22Jul

CHRAJ Participates in a Technical Workshop on SOGIE-related Complaints Handling, Investigations and Documentation (CID)

The Network of African National Human Rights Institutions (NANHRI), a regional membership organisation of African NHRIs based in Nairobi Kenya is organising a technical workshop on Sexual Orientation, Gender Identity, and Gender Expression (SOGIE) for representatives of NHRIs and SOGIE-related Civil Society Organisations.

The workshop which is slated for July 23 – 25 is being attended by a five member delegation from the Commission on Human Rights and Administrative Justice (CHRAJ) led by the Commissioner of CHRAJ, Mr. Joseph Whittal in Entebbe, Uganda.

NANHRI works towards the strengthening of the capacity of NHRIs in Africa to assist them in fulfilling their mandate of promoting and protecting human rights as stipulated in the Paris principles. The Network which has a broad mandate to address all forms of human rights violations achieves this through its Secretariat that coordinates efforts amongst the NHRIs by linking them with other key human rights actors both at the regional and international level.

Following the adoption of Resolution 275 during the 55th Ordinary Session of the African Commission on Human and People’s Rights in 2014, the Secretariat NANHRI initiated a project to strengthen the capacity of African NHRIs to respond to violence and discrimination faced by persons of diverse sexual orientations and gender identities. In the pilot phase that ended in November 2018, the NANHRI SOGIE Project collaborated and still continues to collaborate with five NHRIs from Ghana, Uganda, Kenya, South Africa, and Malawi.
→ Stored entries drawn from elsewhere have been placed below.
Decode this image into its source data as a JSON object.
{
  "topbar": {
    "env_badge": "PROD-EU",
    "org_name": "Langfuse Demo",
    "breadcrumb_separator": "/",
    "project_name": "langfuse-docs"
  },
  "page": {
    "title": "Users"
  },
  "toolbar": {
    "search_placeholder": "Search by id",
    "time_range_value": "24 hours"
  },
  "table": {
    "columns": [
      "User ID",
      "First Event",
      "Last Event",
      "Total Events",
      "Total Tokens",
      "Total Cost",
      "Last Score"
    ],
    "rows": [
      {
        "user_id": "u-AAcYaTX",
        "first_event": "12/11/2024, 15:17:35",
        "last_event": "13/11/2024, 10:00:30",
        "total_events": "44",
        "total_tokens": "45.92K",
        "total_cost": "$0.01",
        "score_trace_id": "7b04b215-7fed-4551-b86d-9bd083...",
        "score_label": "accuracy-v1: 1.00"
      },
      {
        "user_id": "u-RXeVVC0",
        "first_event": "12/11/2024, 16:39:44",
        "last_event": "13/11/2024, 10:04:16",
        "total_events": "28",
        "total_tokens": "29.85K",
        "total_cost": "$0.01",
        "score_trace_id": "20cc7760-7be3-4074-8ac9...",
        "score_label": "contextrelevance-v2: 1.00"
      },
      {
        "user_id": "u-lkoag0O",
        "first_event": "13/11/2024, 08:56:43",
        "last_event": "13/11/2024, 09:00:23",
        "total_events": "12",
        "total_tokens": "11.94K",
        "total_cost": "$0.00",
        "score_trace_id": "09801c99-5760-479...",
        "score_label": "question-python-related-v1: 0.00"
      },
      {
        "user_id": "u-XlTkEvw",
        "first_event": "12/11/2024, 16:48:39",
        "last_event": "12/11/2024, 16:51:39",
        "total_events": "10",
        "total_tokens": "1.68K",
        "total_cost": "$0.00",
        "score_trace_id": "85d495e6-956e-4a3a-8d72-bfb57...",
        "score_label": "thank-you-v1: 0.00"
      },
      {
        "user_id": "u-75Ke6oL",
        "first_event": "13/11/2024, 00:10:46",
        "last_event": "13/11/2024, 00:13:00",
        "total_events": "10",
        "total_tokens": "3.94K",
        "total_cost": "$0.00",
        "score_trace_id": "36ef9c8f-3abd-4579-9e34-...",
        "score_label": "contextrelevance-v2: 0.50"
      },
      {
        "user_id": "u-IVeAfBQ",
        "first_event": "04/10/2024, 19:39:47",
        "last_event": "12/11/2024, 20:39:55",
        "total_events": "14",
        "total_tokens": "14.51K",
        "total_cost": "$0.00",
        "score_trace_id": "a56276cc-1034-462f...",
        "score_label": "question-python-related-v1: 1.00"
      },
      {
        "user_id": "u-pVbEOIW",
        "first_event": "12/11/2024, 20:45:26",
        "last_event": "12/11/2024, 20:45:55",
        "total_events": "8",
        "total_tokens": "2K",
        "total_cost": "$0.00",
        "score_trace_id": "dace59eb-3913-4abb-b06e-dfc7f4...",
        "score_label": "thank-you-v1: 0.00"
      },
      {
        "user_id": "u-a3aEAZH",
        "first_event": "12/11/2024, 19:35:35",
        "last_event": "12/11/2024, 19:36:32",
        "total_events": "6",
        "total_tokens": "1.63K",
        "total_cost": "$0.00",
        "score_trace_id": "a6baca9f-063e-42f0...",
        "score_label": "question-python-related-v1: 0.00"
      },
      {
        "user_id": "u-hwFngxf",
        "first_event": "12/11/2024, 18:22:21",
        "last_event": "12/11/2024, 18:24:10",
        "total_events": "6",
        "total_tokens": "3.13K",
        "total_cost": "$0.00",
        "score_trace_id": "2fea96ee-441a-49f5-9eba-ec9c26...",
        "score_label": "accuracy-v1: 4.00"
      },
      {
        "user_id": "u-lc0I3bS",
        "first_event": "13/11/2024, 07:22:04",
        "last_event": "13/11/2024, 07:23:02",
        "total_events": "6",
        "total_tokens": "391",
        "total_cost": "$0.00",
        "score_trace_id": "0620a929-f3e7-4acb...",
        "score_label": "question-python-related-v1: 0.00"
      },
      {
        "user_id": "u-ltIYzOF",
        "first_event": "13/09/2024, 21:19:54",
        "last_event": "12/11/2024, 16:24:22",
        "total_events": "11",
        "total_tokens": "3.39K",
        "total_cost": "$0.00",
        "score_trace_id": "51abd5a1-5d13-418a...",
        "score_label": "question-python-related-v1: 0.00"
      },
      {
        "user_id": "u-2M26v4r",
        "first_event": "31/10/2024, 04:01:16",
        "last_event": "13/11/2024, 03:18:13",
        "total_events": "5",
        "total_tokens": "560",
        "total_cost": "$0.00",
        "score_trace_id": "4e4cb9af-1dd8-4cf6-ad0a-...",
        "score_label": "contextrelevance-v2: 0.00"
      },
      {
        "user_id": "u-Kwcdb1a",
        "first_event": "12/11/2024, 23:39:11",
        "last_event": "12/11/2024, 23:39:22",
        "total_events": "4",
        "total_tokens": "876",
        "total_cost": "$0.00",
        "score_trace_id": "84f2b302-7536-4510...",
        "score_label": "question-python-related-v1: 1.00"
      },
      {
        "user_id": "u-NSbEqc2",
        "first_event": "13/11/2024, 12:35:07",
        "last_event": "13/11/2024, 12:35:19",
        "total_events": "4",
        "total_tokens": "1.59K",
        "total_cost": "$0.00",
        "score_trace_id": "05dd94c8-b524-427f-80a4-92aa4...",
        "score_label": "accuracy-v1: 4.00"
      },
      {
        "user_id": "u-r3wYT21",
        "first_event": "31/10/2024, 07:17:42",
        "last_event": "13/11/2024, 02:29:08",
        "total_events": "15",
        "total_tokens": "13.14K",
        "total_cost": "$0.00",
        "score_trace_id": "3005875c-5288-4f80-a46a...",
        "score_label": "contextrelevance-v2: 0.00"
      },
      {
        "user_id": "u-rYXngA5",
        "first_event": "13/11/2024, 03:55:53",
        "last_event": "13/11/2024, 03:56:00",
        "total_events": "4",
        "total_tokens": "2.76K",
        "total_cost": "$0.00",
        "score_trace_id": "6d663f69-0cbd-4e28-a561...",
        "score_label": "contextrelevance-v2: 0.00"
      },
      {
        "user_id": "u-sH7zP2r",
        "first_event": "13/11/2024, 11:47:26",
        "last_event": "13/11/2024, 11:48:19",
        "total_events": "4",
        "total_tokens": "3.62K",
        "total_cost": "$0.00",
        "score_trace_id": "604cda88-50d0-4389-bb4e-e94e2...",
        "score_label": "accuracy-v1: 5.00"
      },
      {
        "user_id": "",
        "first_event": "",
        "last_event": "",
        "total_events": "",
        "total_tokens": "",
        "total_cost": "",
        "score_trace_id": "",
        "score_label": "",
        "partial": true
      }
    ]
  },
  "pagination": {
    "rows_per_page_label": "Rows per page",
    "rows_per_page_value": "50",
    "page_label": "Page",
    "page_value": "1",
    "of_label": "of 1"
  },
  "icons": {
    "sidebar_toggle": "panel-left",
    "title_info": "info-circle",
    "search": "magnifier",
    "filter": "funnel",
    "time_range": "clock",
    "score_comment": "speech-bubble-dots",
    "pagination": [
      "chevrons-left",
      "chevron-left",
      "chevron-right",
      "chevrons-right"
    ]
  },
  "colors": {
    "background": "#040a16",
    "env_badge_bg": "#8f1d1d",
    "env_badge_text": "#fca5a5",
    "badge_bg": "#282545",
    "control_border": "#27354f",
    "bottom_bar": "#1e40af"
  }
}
The project aims at increasing the capacity of the NHRIs to respond to SOGIE-related violence and discrimination.

Findings from assessments conducted in 2018 to measure the extent to which the 5 NHRIs have institutionalised responses towards SOGIE-related violence revealed that:

  • SOGIE-related complaints filed with the NHRIs are minimal compared to other forms of violations reported.
  • CSO representatives interviewed expressed no or little confidence and/or awareness of the NHRI complaints mechanism.
  • Except for the South African Human Rights Commission, SOGIE-related issues had been excluded from latest annual reports by the time of the assessment.
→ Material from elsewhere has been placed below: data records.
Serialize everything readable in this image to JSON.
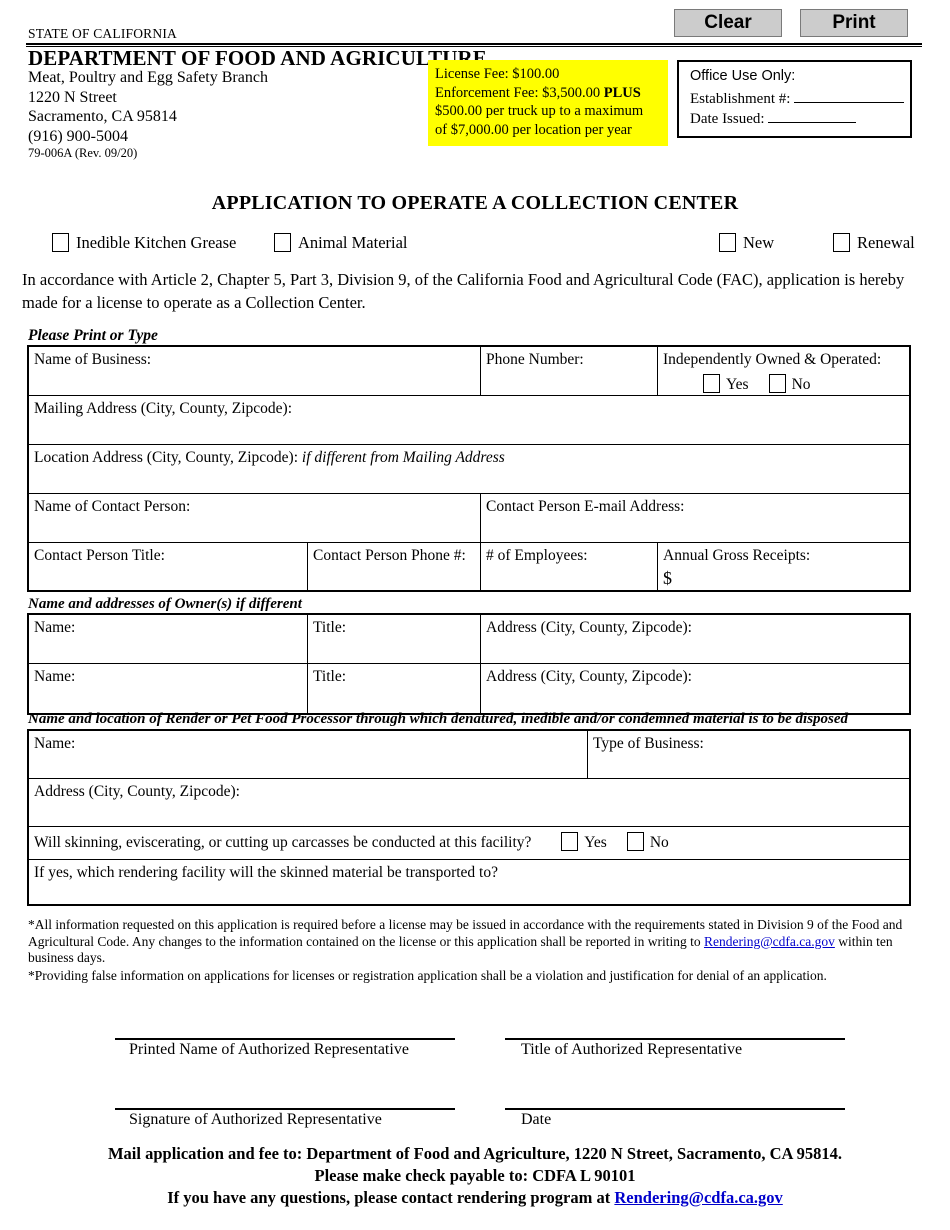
{
  "toolbar": {
    "clear_label": "Clear",
    "print_label": "Print"
  },
  "header": {
    "state_line": "STATE OF CALIFORNIA",
    "department": "DEPARTMENT OF FOOD AND AGRICULTURE",
    "branch": "Meat, Poultry and Egg Safety Branch",
    "street": "1220 N Street",
    "city_state_zip": "Sacramento, CA  95814",
    "phone": "(916) 900-5004",
    "form_number": "79-006A  (Rev. 09/20)"
  },
  "fee_box": {
    "line1": "License Fee: $100.00",
    "line2_pre": "Enforcement Fee: $3,500.00 ",
    "line2_bold": "PLUS",
    "line3": "$500.00 per truck up to a maximum",
    "line4": "of $7,000.00 per location per year",
    "background_color": "#ffff00"
  },
  "office_use": {
    "title": "Office Use Only:",
    "establishment_label": "Establishment #:",
    "date_issued_label": "Date Issued:"
  },
  "title": "APPLICATION TO OPERATE A COLLECTION CENTER",
  "type_options": [
    {
      "label": "Inedible Kitchen Grease",
      "checked": false
    },
    {
      "label": "Animal Material",
      "checked": false
    },
    {
      "label": "New",
      "checked": false
    },
    {
      "label": "Renewal",
      "checked": false
    }
  ],
  "intro": "In accordance with Article 2, Chapter 5, Part 3, Division 9, of the California Food and Agricultural Code (FAC), application is hereby made for a license to operate as a Collection Center.",
  "print_or_type": "Please Print or Type",
  "business_table": {
    "name_of_business": "Name of Business:",
    "phone_number": "Phone Number:",
    "independently_owned": "Independently Owned & Operated:",
    "yes": "Yes",
    "no": "No",
    "mailing_address": "Mailing Address (City, County, Zipcode):",
    "location_address": "Location Address (City, County, Zipcode):",
    "location_address_italic": "if different from Mailing Address",
    "contact_person": "Name of Contact Person:",
    "contact_email": "Contact Person E-mail Address:",
    "contact_title": "Contact Person Title:",
    "contact_phone": "Contact Person Phone #:",
    "employees": "# of Employees:",
    "gross_receipts": "Annual Gross Receipts:",
    "dollar_sign": "$"
  },
  "owners_section": {
    "heading": "Name and addresses of Owner(s) if different",
    "rows": [
      {
        "name": "Name:",
        "title": "Title:",
        "address": "Address (City, County, Zipcode):"
      },
      {
        "name": "Name:",
        "title": "Title:",
        "address": "Address (City, County, Zipcode):"
      }
    ]
  },
  "processor_section": {
    "heading": "Name and location of Render or Pet Food Processor through which denatured, inedible and/or condemned material is to be disposed",
    "name": "Name:",
    "type_of_business": "Type of Business:",
    "address": "Address (City, County, Zipcode):",
    "skinning_question": "Will skinning, eviscerating, or cutting up carcasses be conducted at this facility?",
    "yes": "Yes",
    "no": "No",
    "if_yes_question": "If yes, which rendering facility will the skinned material be transported to?"
  },
  "footnotes": {
    "note1_part1": "*All information requested on this application is required before a license may be issued in accordance with the requirements stated in Division 9 of the Food and Agricultural Code. Any changes to the information contained on the license or this application shall be reported in writing to ",
    "note1_email": "Rendering@cdfa.ca.gov",
    "note1_part2": " within ten business days.",
    "note2": "*Providing false information on applications for licenses or registration application shall be a violation and justification for denial of an application."
  },
  "signatures": {
    "printed_name": "Printed Name of Authorized Representative",
    "title": "Title of Authorized Representative",
    "signature": "Signature of Authorized Representative",
    "date": "Date"
  },
  "bottom": {
    "line1": "Mail application and fee to: Department of Food and Agriculture, 1220 N Street, Sacramento, CA 95814.",
    "line2": "Please make check payable to: CDFA L 90101",
    "line3_pre": "If you have any questions, please contact rendering program at ",
    "line3_email": "Rendering@cdfa.ca.gov"
  },
  "colors": {
    "highlight": "#ffff00",
    "link": "#0000cc",
    "button": "#cccccc"
  }
}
Nonetheless, CHRAJ is working assiduously and is highly optimistic that issues on SOGIE-related cases would be captured in its subsequent annual reports.

The overall objective of the CID workshop is to serve as a learning exchange platform for the 5 NHRIs on effective strategies to increase reporting of SOGIE-related violations in order to provide effective remedies that would expand the protection space for sexual and gender minorities.

The specific objectives, however, are to highlight progress from the 5 NHRIs on the extent to which responses towards SOGIE-related violence and discrimination have been integrated into respective institutions, and to serve as a forum to consolidate strategies that would lead to improved complaints mechanisms and documentation of SOGIE-related violations within NHRIs.

It is expected that at the end of the conference, NHRIs would have increased their knowledge on the best contextual strategies to employ for improved reporting of SOGIE-related cases to their institutions, and would also have acquired the appropriate technical skills for improved documentation of SOGIE-related issues within their respective institutions.